Real GDP growth contracted more than expected (-2.2%) during the first quarter of 2018, following three successive quarters of above 2% quarter-on-quarter growth. This slowdown relative to last quarter’s 3.1% expansion is in contrast with constructive leading economic indicator readings during the first three months, the most notable of which was a sharp rebound in consumer confidence to a record high level.
Household consumption, which tends to be a stable and meaningful contributor to GDP growth, reflected the uplift in sentiment, with this component of GDP remaining robust for the quarter (contributing +0.9% to growth). In addition to improved sentiment, rand strength as well as lower inflation were helpful in boosting disposal incomes and encouraging consumer spending.

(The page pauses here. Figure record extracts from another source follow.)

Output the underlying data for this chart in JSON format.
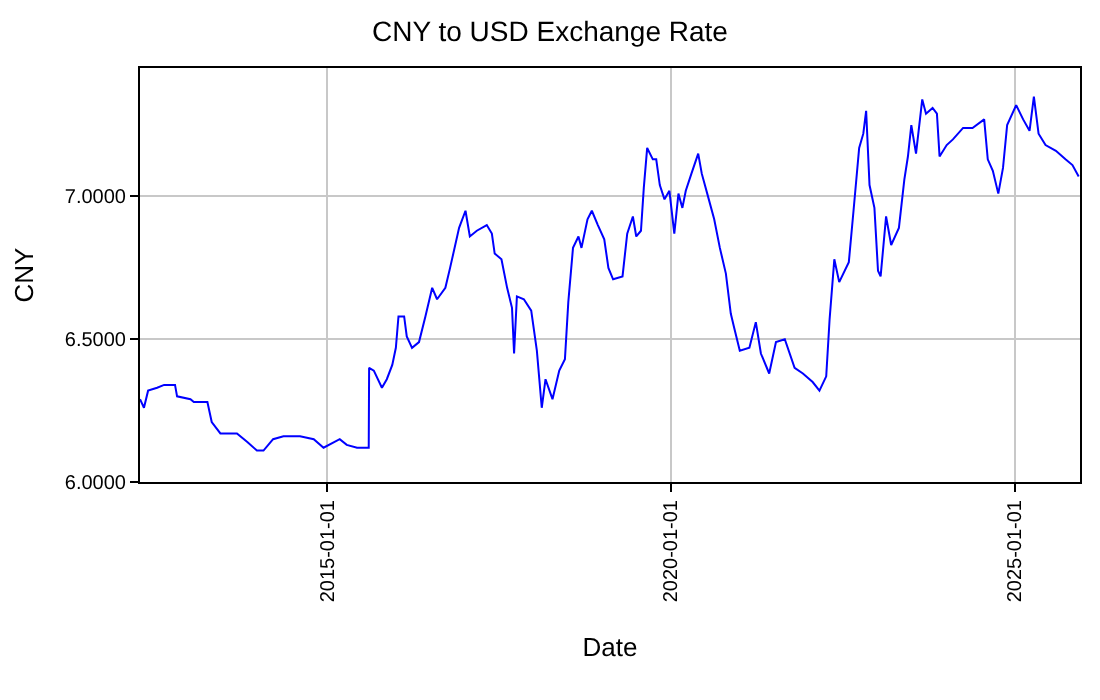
{
  "chart_data": {
    "type": "line",
    "title": "CNY to USD Exchange Rate",
    "xlabel": "Date",
    "ylabel": "CNY",
    "xlim": [
      "2012-04-12",
      "2025-12-13"
    ],
    "xticks": [
      {
        "value": "2015-01-01",
        "label": "2015-01-01"
      },
      {
        "value": "2020-01-01",
        "label": "2020-01-01"
      },
      {
        "value": "2025-01-01",
        "label": "2025-01-01"
      }
    ],
    "ylim": [
      6.0,
      7.45
    ],
    "yticks": [
      {
        "value": 6.0,
        "label": "6.0000"
      },
      {
        "value": 6.5,
        "label": "6.5000"
      },
      {
        "value": 7.0,
        "label": "7.0000"
      }
    ],
    "grid": true,
    "marker": "none",
    "line_style": "solid",
    "series": [
      {
        "color": "#0000ff",
        "x": [
          "2012-04-12",
          "2012-05-03",
          "2012-05-25",
          "2012-07-12",
          "2012-08-18",
          "2012-10-15",
          "2012-10-26",
          "2013-01-05",
          "2013-01-23",
          "2013-04-05",
          "2013-04-28",
          "2013-06-13",
          "2013-09-09",
          "2013-11-03",
          "2013-12-24",
          "2014-01-28",
          "2014-03-20",
          "2014-05-14",
          "2014-08-10",
          "2014-10-22",
          "2014-12-13",
          "2015-02-07",
          "2015-03-09",
          "2015-04-15",
          "2015-06-09",
          "2015-08-10",
          "2015-08-12",
          "2015-09-06",
          "2015-10-19",
          "2015-11-14",
          "2015-12-13",
          "2016-01-01",
          "2016-01-15",
          "2016-02-14",
          "2016-02-28",
          "2016-03-27",
          "2016-05-03",
          "2016-06-06",
          "2016-07-12",
          "2016-08-07",
          "2016-09-20",
          "2016-10-15",
          "2016-12-02",
          "2017-01-05",
          "2017-01-28",
          "2017-03-06",
          "2017-04-28",
          "2017-05-25",
          "2017-06-09",
          "2017-07-15",
          "2017-08-14",
          "2017-09-09",
          "2017-09-20",
          "2017-10-05",
          "2017-11-11",
          "2017-12-20",
          "2018-01-19",
          "2018-02-14",
          "2018-03-06",
          "2018-04-12",
          "2018-05-18",
          "2018-06-17",
          "2018-07-05",
          "2018-07-30",
          "2018-08-28",
          "2018-09-13",
          "2018-10-15",
          "2018-11-07",
          "2018-12-09",
          "2019-01-12",
          "2019-02-03",
          "2019-02-28",
          "2019-04-19",
          "2019-05-14",
          "2019-06-13",
          "2019-07-01",
          "2019-07-26",
          "2019-08-10",
          "2019-08-28",
          "2019-09-27",
          "2019-10-15",
          "2019-11-03",
          "2019-11-28",
          "2019-12-24",
          "2020-01-19",
          "2020-02-10",
          "2020-03-02",
          "2020-03-20",
          "2020-04-19",
          "2020-05-25",
          "2020-06-13",
          "2020-07-12",
          "2020-08-18",
          "2020-09-17",
          "2020-10-19",
          "2020-11-14",
          "2020-12-02",
          "2021-01-01",
          "2021-02-21",
          "2021-03-27",
          "2021-04-23",
          "2021-06-06",
          "2021-07-12",
          "2021-08-28",
          "2021-10-19",
          "2021-12-02",
          "2022-01-23",
          "2022-02-28",
          "2022-04-05",
          "2022-04-23",
          "2022-05-18",
          "2022-06-13",
          "2022-08-03",
          "2022-08-28",
          "2022-09-27",
          "2022-10-19",
          "2022-11-03",
          "2022-11-21",
          "2022-12-17",
          "2023-01-05",
          "2023-01-19",
          "2023-02-17",
          "2023-03-16",
          "2023-04-26",
          "2023-05-25",
          "2023-06-13",
          "2023-07-01",
          "2023-07-26",
          "2023-08-28",
          "2023-09-17",
          "2023-10-22",
          "2023-11-14",
          "2023-11-28",
          "2024-01-05",
          "2024-02-07",
          "2024-04-01",
          "2024-05-21",
          "2024-07-22",
          "2024-08-10",
          "2024-09-06",
          "2024-10-05",
          "2024-10-30",
          "2024-11-21",
          "2025-01-08",
          "2025-02-14",
          "2025-03-20",
          "2025-04-12",
          "2025-05-07",
          "2025-06-13",
          "2025-08-07",
          "2025-09-27",
          "2025-11-03",
          "2025-12-06"
        ],
        "values": [
          6.29,
          6.26,
          6.32,
          6.33,
          6.34,
          6.34,
          6.3,
          6.29,
          6.28,
          6.28,
          6.21,
          6.17,
          6.17,
          6.14,
          6.11,
          6.11,
          6.15,
          6.16,
          6.16,
          6.15,
          6.12,
          6.14,
          6.15,
          6.13,
          6.12,
          6.12,
          6.4,
          6.39,
          6.33,
          6.36,
          6.41,
          6.47,
          6.58,
          6.58,
          6.51,
          6.47,
          6.49,
          6.58,
          6.68,
          6.64,
          6.68,
          6.75,
          6.89,
          6.95,
          6.86,
          6.88,
          6.9,
          6.87,
          6.8,
          6.78,
          6.68,
          6.61,
          6.45,
          6.65,
          6.64,
          6.6,
          6.46,
          6.26,
          6.36,
          6.29,
          6.39,
          6.43,
          6.63,
          6.82,
          6.86,
          6.82,
          6.92,
          6.95,
          6.9,
          6.85,
          6.75,
          6.71,
          6.72,
          6.87,
          6.93,
          6.86,
          6.88,
          7.03,
          7.17,
          7.13,
          7.13,
          7.04,
          6.99,
          7.02,
          6.87,
          7.01,
          6.96,
          7.02,
          7.08,
          7.15,
          7.08,
          7.01,
          6.92,
          6.82,
          6.73,
          6.59,
          6.54,
          6.46,
          6.47,
          6.56,
          6.45,
          6.38,
          6.49,
          6.5,
          6.4,
          6.38,
          6.35,
          6.32,
          6.37,
          6.57,
          6.78,
          6.7,
          6.77,
          6.95,
          7.17,
          7.22,
          7.3,
          7.04,
          6.96,
          6.74,
          6.72,
          6.93,
          6.83,
          6.89,
          7.06,
          7.14,
          7.25,
          7.15,
          7.34,
          7.29,
          7.31,
          7.29,
          7.14,
          7.18,
          7.2,
          7.24,
          7.24,
          7.27,
          7.13,
          7.09,
          7.01,
          7.1,
          7.25,
          7.32,
          7.27,
          7.23,
          7.35,
          7.22,
          7.18,
          7.16,
          7.13,
          7.11,
          7.07
        ]
      }
    ]
  }
}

Government spending, investment and the change in inventories on the other hand had a muted effect on growth, while a sharp drop in net exports for the quarter was a material detractor (-3.1%).
On a sector level, the primary sector contracted in Q1, following a strong rebound in previous quarters. Manufacturing was also weak, further weighing on growth. Declines in agricultural and mining production, as well as a drop in basic materials-related manufacturing contributed -2.3% to GDP growth for the quarter, with the other sectors adding a combined +0.1%.
Though economic growth fell short of consensus expectations, we expect the first quarter setback to reverse later this year, and are encouraged by the rise in consumer and business confidence, as well as improved consumer spending. These bode well for growth over the remainder of 2018, which could surprise positively if coupled with a revival in investment and business activity.